Many hated them but nobody could deny their versatility. Their previous album had ended with the avant-garage rock squall of Sister Ray. This time round, the final track was a slice of hipster vaudeville with a quirky vocal by Moe.

Album #4, Loaded, is even further removed from their revolutionary beginnings. For Joseph Freeman, they become ‘a regular rock and roll band,’ but what a remarkably good regular rock and roll band they become. Success, though, continues to elude them. Sterling Morrison drops out to return to his studies and Lou goes to live with his parents for a spell. End of band.

Only, a version in name only led by Yule did continue on. They even toured Britain and played in Glasgow at Strathclyde Uni. There was another new album Squeeze credited to The Velvet Underground with no original members involved. None of this is mentioned here, though. Perhaps wisely.

Instead, we get a frenetic montage of photos of what the Velvets got up to next flashing before our eyes, accompanied by Ocean (the drums thundering gloriously around the cinema) which morphs into a tamer version played by the reunited Velvets in 1993. This is followed by a clip of Lou in, I’d guess 1975, on the phone discussing Cale and Tucker and showing a frail looking Warhol a picture of the band in Guy Peellaert’s book Rock Dreams. An acoustic take on Heroin from the 1972 Paris show that reunited Cale, Reed and Nico, then leads us into the end credits, a curious choice as it moved the story backwards and left out two key players.

Rolling Stone claim the documentary is ‘as radical, daring and brilliant as the band itself,’ but that would be an impossibility. Haynes mimics the split screen technique that Warhol utilized in movies like Outer and Inner Space and Chelsea Girls, which is appropriate (and must have been a nightmare to edit together) and the story is told in a largely linear fashion with talking heads, archive footage and photos.
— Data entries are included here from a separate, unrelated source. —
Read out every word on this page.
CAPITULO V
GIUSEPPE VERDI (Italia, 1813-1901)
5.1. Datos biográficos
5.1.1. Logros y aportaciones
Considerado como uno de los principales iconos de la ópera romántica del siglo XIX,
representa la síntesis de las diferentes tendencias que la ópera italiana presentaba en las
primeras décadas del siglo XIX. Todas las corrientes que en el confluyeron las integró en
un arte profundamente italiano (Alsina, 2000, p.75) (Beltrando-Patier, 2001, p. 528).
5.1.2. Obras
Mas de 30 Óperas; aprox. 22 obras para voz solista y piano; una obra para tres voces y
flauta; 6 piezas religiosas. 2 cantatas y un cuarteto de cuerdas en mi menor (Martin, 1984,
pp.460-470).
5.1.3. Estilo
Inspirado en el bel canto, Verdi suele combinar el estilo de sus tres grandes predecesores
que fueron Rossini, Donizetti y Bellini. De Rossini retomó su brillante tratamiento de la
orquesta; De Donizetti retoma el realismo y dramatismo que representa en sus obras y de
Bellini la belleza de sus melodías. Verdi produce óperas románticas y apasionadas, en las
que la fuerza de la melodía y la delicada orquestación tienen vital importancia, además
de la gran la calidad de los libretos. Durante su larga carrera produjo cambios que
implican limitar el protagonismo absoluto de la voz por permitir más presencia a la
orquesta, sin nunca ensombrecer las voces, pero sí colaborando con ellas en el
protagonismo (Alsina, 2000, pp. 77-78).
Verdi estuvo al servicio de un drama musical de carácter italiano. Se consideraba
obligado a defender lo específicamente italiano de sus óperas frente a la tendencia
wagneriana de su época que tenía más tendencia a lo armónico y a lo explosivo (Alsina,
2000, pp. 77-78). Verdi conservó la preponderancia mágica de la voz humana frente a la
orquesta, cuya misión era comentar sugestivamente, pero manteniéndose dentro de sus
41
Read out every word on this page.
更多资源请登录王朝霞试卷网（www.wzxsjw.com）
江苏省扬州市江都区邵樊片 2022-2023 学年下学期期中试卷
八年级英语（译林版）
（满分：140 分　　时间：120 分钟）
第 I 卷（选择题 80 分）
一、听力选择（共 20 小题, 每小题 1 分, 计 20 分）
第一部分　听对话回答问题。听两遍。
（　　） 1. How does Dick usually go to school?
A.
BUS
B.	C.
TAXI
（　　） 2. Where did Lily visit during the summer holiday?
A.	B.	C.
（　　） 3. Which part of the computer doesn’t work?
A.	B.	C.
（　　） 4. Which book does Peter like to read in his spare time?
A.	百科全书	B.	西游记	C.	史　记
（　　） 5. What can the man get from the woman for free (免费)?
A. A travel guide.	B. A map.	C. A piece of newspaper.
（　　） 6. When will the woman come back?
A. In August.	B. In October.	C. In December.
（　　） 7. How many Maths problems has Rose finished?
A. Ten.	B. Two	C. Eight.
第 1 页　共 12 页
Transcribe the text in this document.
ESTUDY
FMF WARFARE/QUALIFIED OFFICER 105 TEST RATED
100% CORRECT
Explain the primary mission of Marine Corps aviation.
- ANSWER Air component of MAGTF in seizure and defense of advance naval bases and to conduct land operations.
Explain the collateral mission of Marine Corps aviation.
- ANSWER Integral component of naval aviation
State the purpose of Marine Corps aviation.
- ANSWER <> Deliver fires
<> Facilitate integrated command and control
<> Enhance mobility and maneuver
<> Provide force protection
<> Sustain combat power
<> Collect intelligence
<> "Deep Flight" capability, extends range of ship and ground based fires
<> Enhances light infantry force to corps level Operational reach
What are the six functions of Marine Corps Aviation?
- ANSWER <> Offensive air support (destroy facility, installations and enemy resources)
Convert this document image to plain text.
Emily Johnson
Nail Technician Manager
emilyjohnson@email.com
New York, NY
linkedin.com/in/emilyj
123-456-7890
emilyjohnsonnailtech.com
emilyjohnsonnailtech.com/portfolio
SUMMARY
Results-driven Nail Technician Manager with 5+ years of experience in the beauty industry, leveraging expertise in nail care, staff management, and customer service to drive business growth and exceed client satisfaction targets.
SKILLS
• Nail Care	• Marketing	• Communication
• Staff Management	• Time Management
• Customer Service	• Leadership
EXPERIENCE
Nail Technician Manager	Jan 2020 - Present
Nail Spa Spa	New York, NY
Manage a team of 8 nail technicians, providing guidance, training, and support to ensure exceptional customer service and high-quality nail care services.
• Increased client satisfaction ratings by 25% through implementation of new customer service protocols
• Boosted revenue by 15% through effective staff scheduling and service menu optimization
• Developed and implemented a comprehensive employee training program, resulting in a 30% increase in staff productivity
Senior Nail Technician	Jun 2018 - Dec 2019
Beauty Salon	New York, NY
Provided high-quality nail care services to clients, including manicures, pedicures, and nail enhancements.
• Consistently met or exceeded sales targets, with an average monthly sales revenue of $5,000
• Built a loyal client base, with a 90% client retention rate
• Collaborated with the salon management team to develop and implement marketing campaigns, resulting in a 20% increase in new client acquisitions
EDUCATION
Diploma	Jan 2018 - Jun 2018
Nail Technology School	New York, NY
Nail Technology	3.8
The effect is kaleidoscopic, the screen bursting with a dizzying array of rapidfire imagery – sometimes you wish it could be slowed down like Warhol’s Kiss movies so you could take in more. With so many of the central figures of the story now dead, it’s as near to a definitive take on the band that we’re likely to ever get and a fine tribute to the most innovative band that has ever existed. I could happily have watched even more, much more, maybe even the near eight hours runtime of Get Back.

Hopefully, a physical release crammed with extras appears soon, including a commentary from Haynes.

The Sparks Brothers is already out on DVD and Blu-ray with an extra disc containing a 22-song live show from London and over two hours of deleted scenes and more.

Edgar Wright is a self-confessed fanboy, which he jokes about in the documentary. His idiosyncratic take on the idiosyncratic cult pop duo is two hours and fifteen minutes long and most of that time is a joy, although I would question if we really needed the gushing thoughts of so many of their enthusiasts like Jack Antonoff and DJ Lance Rock, whoever they are. Some of these clips would have been better suited to being extras. Ron and Russell are very droll though, as is Steve Jones, and it’s incredible that during their fifty-year career they’ve somehow managed to reinvent their music so many times. Ron’s look, on the other hand, never really changes.

This might be the Wright film I’ve enjoyed most since Shaun of the Dead.

As for Annette, the musical drama conceived by the Mael brothers, I’ll just say that I preferred Rollercoaster, the 1977 B-movie they appeared in.